Getting What You Design For

John Norquist, President of the Congress for New Urbanism had an insightful observation in his recent interview with Streetsblog, where he simultaneously debunked a common myth about the effectiveness of expanding highways to fight traffic congestion while vividly illustrating the impacts of those choices.

You can of course defeat congestion. Environmentalists sometimes say that you can’t build your way out of congestion; that’s not true. It’s been done in Detroit, they built their way out of congestion. They built all these freeways all over Detroit and congestion is now probably their lowest priority problem. They have a lot of other problems, like they lost more than half their population, most of the jobs, the real estate values collapsed. They tore down all the streetcars by 1956 and built these freeways all over the city. So it does work, if the only priority you have is reducing congestion, you can do it by building these giant roads across cities. But then it’ll hurt the city in every other way and they hurt the national economy too, because your cities are what really drive value.

As anybody who’s read The Power Broker can tell you, the impacts of these kinds of choices are not always obvious at the time when they’re made.

What I wish I could find is as thoughtful an analysis of our choices in online communities. We don’t yet have a Jane Jacobs for those who build social websites and communities online. And we continue expanding our networks without perhaps enough information about the implications of all of these choices.
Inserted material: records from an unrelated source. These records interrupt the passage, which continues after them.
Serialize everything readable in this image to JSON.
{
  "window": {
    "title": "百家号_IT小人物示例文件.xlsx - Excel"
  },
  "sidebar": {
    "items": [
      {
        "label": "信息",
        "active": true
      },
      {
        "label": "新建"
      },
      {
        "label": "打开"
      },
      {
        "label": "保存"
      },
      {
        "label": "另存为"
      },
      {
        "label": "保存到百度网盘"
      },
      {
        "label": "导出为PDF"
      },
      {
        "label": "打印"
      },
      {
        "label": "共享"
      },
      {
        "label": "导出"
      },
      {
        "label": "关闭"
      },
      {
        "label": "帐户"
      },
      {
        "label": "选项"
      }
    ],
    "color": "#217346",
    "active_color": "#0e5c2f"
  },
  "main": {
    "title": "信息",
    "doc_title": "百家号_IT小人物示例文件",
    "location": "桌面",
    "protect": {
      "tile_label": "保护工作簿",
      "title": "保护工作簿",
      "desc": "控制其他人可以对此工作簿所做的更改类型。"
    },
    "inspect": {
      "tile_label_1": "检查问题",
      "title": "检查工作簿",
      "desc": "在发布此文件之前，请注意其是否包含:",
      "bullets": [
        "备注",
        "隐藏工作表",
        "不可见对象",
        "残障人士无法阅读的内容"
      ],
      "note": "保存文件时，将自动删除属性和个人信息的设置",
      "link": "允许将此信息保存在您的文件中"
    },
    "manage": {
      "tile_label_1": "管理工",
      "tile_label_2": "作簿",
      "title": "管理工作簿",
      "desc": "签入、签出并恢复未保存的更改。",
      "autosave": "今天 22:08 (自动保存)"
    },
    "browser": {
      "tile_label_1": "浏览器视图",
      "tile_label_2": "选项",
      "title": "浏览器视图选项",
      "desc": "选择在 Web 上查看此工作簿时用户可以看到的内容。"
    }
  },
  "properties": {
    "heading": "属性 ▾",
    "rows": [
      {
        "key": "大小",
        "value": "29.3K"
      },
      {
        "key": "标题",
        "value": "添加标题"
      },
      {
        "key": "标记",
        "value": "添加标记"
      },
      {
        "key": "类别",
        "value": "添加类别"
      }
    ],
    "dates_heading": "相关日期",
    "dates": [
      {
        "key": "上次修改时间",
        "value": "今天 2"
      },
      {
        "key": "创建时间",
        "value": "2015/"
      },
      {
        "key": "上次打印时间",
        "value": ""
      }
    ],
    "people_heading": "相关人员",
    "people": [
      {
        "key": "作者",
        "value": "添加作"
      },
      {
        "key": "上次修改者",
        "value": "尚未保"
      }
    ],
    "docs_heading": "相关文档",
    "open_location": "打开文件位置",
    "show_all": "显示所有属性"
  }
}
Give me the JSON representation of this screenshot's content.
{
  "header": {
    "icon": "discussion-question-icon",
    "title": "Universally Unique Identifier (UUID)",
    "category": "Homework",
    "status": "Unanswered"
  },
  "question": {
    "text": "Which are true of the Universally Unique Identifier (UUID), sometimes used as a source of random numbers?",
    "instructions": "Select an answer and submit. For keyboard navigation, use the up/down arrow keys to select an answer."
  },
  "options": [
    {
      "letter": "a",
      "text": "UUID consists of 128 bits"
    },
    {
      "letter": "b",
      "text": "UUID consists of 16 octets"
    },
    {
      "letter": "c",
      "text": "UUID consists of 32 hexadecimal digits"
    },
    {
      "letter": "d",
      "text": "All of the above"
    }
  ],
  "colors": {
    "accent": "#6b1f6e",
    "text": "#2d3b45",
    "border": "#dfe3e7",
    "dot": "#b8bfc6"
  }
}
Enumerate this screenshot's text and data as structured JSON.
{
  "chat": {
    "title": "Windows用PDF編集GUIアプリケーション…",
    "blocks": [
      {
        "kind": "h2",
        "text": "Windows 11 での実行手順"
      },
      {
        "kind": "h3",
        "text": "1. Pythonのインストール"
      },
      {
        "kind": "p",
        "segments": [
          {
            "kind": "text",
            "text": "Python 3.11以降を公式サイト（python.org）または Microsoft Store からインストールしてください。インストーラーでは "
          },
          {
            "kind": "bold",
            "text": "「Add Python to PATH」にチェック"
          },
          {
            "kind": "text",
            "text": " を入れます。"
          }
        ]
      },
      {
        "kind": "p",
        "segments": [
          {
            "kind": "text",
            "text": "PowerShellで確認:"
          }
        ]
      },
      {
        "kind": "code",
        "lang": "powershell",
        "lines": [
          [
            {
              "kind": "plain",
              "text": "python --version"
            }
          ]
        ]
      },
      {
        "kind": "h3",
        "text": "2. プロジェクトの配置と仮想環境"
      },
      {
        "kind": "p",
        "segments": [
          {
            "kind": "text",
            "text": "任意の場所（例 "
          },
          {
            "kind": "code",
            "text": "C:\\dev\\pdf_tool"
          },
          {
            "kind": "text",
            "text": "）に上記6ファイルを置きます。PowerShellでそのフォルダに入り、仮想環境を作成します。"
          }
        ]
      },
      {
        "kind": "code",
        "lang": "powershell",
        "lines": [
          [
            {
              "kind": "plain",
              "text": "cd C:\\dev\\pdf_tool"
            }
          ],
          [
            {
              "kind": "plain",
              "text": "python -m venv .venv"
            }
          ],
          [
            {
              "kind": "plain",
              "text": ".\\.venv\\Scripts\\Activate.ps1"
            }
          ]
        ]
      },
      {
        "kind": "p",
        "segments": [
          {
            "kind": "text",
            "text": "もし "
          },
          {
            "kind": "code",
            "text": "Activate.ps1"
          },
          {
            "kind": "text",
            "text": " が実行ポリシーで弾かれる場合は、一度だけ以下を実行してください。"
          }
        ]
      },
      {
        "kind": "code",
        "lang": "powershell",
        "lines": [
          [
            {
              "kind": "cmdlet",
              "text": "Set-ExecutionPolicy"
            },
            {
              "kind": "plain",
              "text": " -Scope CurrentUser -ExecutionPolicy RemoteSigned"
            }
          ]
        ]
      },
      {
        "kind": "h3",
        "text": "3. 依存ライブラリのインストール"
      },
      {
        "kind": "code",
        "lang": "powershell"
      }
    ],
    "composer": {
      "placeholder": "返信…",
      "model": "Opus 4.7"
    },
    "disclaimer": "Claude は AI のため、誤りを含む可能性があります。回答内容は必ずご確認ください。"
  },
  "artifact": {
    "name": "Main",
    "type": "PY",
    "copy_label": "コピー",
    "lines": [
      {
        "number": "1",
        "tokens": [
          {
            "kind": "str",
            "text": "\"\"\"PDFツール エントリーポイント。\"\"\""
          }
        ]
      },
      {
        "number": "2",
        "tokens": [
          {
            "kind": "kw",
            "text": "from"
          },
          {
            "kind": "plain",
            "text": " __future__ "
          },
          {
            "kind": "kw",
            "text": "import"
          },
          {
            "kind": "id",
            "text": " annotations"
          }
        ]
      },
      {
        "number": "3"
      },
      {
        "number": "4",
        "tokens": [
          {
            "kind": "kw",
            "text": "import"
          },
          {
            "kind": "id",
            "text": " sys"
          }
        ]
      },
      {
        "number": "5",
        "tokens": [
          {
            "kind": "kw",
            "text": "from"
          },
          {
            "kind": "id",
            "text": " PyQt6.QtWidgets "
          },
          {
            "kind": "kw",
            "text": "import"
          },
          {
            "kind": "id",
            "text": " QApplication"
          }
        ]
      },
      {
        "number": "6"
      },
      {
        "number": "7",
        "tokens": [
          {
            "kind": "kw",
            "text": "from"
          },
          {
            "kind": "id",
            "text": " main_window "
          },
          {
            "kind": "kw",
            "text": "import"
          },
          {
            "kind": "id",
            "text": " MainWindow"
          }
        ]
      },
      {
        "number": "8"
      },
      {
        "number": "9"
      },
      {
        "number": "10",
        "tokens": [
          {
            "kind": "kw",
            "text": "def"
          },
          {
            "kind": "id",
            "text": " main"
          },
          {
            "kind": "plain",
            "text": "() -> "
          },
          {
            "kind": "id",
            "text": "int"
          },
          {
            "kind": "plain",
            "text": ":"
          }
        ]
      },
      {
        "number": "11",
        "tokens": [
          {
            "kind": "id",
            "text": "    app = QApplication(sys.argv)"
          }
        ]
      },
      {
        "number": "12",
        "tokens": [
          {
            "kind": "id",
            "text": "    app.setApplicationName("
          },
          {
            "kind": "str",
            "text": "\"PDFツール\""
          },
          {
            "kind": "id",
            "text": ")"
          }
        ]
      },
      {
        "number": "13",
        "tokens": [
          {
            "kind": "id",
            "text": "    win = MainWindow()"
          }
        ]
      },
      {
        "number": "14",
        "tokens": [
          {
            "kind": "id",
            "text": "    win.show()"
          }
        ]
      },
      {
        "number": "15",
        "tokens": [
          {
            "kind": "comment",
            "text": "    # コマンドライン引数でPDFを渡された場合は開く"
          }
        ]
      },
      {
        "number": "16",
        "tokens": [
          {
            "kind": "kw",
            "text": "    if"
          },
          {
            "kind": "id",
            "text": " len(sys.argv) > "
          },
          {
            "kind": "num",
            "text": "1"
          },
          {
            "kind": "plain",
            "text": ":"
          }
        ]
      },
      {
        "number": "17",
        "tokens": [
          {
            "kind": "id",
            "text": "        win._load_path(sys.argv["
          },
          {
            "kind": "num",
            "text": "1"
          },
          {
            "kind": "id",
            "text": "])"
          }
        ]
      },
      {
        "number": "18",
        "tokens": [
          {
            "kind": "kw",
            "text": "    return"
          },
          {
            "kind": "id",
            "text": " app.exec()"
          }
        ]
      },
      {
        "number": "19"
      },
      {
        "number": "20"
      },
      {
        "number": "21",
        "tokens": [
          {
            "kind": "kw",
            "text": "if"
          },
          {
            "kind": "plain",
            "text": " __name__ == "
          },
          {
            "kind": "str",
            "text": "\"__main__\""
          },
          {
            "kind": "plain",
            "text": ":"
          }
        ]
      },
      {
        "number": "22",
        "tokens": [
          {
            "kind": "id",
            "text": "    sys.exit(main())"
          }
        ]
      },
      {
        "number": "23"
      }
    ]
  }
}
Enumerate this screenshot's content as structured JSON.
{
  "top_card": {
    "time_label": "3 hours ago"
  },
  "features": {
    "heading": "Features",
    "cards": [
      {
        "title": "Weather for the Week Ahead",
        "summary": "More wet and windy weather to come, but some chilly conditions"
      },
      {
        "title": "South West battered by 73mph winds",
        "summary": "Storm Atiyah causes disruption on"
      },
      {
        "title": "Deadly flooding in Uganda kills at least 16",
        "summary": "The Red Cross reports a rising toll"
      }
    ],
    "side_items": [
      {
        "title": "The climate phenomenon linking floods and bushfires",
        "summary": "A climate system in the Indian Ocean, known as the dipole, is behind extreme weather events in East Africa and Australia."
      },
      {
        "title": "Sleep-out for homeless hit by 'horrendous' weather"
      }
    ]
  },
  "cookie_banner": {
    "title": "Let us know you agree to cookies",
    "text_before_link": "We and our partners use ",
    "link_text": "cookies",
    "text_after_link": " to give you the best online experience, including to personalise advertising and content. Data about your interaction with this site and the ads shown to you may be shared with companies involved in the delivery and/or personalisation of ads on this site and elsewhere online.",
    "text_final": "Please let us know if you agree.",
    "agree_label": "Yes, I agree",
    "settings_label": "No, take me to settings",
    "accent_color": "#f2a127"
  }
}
The other day, Baratunde caught me saying “we are influencing culture when we think we’re just making feature decisions“.

And it goes way beyond just features and technologies — the very platforms we build on have some assumptions built into them. We don’t always think about the implications of the choices we make when we build a social website. Hell, we don’t even always think about them when we take a social site offline. Even fewer of us regularly write about the social responsibilities that come with making online communities.

We make feature lists that don’t ever mention what impact the use of those features will have on the healthiness of our online communities. But we could do that, couldn’t we?